One expects the government to know how to competently govern in emergencies.
Despite the early panic, Canadians hoped their governments would be competent in rolling out pandemic action plans, clearly executing objectives and creating exit strategies for the crisis. Instead, the policy itself became a crisis, with governments quickly dismissing existing emergency plans and hatching new ones in panic and on the fly.
They had no (and still do not have, 19 months later) reasonable objectives or an exit strategy. Reaching herd immunity all hinged on vaccines. Sadly, the vaccines’ immunity doesn’t last and can’t lead to herd immunity.

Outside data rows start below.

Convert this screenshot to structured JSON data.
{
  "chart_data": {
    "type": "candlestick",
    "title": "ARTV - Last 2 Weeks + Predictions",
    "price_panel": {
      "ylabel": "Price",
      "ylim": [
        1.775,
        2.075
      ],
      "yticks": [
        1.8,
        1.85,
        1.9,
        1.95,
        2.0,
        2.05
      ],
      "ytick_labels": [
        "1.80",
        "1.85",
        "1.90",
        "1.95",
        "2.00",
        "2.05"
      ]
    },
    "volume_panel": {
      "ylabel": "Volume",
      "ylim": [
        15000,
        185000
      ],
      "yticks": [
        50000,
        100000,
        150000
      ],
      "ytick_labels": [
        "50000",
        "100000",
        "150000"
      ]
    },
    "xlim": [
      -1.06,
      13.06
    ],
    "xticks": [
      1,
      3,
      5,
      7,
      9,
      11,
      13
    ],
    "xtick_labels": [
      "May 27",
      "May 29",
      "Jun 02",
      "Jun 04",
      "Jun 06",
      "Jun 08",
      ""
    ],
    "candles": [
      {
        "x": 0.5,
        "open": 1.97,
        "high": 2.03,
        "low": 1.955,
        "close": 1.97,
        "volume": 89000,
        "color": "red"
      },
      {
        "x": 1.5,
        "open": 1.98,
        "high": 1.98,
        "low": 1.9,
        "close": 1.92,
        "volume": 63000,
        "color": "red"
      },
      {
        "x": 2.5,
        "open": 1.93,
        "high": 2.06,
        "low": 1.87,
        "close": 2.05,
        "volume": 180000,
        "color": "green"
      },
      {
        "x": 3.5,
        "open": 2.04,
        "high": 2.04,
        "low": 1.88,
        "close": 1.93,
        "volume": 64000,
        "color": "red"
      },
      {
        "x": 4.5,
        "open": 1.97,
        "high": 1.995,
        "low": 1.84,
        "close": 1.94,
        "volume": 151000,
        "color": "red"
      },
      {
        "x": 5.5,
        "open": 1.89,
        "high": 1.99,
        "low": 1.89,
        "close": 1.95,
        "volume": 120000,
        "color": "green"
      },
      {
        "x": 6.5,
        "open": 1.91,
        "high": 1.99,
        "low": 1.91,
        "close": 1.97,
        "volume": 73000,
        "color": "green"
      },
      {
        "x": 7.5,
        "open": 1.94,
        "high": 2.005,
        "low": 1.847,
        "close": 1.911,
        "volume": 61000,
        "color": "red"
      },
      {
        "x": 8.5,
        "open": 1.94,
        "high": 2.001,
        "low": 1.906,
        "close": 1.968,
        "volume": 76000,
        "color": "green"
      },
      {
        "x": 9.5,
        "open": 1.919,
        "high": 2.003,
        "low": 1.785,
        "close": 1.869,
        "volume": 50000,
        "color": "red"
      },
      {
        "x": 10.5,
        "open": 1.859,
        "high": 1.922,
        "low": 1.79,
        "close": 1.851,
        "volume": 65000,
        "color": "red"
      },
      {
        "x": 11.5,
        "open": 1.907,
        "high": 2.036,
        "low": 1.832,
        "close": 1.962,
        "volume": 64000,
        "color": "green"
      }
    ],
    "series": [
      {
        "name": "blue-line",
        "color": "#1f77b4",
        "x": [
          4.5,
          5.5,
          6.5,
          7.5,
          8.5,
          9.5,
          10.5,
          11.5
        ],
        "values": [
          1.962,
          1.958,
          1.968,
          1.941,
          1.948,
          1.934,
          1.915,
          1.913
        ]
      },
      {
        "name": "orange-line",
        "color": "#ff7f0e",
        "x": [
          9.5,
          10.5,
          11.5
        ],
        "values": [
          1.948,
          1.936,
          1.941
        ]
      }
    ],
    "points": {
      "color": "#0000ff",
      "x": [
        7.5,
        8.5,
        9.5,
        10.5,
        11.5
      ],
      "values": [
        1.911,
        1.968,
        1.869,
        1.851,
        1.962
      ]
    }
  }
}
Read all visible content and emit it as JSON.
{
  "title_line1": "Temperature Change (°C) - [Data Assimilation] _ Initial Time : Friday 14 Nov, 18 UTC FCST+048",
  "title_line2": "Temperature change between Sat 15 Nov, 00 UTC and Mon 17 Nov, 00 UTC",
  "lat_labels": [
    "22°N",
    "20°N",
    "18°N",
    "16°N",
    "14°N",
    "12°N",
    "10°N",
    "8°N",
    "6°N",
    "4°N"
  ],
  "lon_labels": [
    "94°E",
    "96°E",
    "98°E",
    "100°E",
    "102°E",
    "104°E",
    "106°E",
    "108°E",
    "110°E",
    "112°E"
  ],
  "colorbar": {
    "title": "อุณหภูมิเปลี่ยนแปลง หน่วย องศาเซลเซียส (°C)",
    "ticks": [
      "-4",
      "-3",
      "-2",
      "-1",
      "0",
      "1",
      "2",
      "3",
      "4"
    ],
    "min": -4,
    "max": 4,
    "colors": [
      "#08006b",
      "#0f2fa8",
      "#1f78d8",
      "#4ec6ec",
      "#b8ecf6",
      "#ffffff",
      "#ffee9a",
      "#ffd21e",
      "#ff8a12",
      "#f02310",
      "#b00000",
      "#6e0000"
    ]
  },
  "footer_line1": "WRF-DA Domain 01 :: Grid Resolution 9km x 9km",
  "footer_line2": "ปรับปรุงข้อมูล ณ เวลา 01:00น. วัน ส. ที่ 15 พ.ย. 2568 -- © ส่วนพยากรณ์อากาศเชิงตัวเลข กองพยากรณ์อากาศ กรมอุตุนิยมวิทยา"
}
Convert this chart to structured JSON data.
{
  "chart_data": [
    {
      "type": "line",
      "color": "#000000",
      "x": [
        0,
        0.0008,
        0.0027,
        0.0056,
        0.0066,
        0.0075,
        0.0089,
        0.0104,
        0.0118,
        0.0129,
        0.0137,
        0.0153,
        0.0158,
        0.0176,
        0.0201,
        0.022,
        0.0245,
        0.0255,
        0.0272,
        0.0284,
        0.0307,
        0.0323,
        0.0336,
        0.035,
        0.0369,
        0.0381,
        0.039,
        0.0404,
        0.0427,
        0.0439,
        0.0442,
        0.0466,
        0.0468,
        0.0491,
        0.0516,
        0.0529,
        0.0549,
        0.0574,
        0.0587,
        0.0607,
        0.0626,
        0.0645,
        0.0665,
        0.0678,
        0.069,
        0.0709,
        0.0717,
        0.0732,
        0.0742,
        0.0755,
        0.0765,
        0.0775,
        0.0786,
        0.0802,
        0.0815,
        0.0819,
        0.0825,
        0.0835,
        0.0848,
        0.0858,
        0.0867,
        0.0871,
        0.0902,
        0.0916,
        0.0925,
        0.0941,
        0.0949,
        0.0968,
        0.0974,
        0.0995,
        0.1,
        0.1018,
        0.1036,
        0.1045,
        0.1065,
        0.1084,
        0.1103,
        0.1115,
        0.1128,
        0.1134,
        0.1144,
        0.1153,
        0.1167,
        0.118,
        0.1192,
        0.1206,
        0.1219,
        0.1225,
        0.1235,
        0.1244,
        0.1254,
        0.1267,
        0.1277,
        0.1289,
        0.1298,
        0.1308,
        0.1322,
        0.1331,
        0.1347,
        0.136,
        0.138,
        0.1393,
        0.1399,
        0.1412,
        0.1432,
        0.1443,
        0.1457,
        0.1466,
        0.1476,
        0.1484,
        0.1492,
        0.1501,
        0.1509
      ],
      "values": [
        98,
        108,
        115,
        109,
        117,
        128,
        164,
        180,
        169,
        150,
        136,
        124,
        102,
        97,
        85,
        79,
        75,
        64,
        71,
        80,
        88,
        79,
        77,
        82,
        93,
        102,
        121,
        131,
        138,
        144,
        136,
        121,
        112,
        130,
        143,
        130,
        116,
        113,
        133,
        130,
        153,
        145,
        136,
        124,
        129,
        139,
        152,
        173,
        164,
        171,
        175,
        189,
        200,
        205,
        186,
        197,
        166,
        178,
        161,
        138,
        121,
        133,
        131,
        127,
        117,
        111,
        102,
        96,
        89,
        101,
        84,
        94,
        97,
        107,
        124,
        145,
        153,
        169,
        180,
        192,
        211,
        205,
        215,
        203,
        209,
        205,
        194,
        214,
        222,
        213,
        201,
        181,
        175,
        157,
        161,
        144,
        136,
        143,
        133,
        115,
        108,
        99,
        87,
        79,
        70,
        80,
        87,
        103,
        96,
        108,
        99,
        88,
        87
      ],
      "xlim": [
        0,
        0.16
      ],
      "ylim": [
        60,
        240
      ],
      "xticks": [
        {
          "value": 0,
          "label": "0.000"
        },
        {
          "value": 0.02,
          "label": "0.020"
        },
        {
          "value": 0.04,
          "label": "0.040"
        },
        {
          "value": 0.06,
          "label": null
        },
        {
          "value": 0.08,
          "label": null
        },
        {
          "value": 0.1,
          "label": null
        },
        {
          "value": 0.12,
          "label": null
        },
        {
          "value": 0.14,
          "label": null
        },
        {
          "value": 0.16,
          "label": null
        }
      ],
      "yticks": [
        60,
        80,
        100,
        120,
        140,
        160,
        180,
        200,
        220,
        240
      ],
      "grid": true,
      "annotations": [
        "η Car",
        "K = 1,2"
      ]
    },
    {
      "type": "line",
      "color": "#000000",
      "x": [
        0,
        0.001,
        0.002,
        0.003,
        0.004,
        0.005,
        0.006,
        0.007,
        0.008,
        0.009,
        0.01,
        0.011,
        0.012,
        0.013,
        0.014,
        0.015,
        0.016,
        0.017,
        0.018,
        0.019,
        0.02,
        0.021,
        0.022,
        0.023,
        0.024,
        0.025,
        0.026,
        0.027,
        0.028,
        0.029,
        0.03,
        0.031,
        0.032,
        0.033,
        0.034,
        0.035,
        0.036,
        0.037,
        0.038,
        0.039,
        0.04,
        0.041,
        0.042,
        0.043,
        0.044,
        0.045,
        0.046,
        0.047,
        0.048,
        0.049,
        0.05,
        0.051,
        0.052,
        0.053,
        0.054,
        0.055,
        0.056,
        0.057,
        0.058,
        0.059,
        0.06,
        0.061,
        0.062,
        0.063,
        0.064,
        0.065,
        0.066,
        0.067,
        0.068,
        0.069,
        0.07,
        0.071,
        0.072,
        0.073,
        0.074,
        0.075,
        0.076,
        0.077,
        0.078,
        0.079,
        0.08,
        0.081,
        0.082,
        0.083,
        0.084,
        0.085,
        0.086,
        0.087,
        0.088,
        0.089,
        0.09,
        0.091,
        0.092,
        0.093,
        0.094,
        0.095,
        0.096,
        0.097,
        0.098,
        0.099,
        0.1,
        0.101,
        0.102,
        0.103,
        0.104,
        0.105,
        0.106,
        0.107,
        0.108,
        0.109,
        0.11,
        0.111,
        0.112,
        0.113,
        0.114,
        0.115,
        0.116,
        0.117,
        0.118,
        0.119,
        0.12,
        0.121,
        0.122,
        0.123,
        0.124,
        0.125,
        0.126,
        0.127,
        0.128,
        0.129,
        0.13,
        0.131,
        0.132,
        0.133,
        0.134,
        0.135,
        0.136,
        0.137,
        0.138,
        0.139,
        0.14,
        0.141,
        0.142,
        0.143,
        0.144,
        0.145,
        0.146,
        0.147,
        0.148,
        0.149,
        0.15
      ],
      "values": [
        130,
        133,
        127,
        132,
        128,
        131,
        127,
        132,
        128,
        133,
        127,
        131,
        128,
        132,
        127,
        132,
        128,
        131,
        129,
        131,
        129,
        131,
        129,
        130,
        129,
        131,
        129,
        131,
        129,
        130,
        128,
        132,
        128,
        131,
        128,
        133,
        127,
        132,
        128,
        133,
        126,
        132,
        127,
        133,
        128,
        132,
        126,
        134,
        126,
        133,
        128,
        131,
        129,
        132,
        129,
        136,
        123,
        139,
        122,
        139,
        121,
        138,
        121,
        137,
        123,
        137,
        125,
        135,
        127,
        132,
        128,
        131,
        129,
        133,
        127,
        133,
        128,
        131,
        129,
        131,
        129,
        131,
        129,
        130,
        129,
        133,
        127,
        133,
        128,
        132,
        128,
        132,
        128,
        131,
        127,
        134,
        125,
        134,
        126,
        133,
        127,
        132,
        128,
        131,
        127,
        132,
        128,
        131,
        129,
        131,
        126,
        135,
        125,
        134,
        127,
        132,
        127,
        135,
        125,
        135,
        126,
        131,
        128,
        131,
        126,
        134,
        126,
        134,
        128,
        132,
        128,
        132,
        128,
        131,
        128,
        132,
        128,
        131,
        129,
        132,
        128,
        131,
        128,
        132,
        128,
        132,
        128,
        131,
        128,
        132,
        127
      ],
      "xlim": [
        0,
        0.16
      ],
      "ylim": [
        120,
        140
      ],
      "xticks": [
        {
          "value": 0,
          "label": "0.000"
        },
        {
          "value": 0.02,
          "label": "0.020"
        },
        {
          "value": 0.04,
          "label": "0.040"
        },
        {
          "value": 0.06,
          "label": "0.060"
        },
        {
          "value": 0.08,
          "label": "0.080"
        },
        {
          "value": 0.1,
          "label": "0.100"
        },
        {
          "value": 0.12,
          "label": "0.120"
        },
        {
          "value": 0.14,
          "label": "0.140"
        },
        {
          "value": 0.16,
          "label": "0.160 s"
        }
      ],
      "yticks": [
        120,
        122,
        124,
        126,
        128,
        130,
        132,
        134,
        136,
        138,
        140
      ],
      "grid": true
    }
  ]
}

So governments choose to force vaccination and marginalize those who refuse it instead of tackling the growing gap in trust.
The key to good government, when all else is in place, is good judgment. But good judgment has been absent almost uniformly across the country (for a brief time, it seemed Alberta might be the exception). There has been poor judgment in the choices and ad-hock policy response to the virus.
Erratic decisions never signal sound judgment.
Let’s grant that things change quickly during crises, but the crass imposition of tenuous things, although presented as absolute science time and time again, can never inspire confidence. On the contrary, flip-flopping increases confusion among most and defiance among many. There has been even poorer judgment in the divisive blaming, the thoughtless name-calling and the lies, primarily against those who dare to question or protest the haphazard decisions.
Always playing to the crowd, Alberta Premier Jason Kenney says he can’t understand why some persist in their belief about Ivermectin’s validity or why they won’t vaccinate. But that crowd is volatile. While the fears in which governments are foraging for support will eventually cease, the divisive abuses heaped on the vaccine-recalcitrant will continue to erode public trust – and the trust lost about competence and judgment won’t likely be regained.
Leaders are failing Albertans again. The torqued blaming and punishing of the unvaccinated and the naked attempt to manipulate the tragic death of Nathanael Spitzer are bold demonstrations of power still eroding trust.
Marco Navarro-Génie is president of the Haultain Research Institute and senior fellow with the Frontier Centre for Public Policy. With Barry Cooper, he is co-author of COVID-19: The Politics of a Pandemic Moral Panic (2020).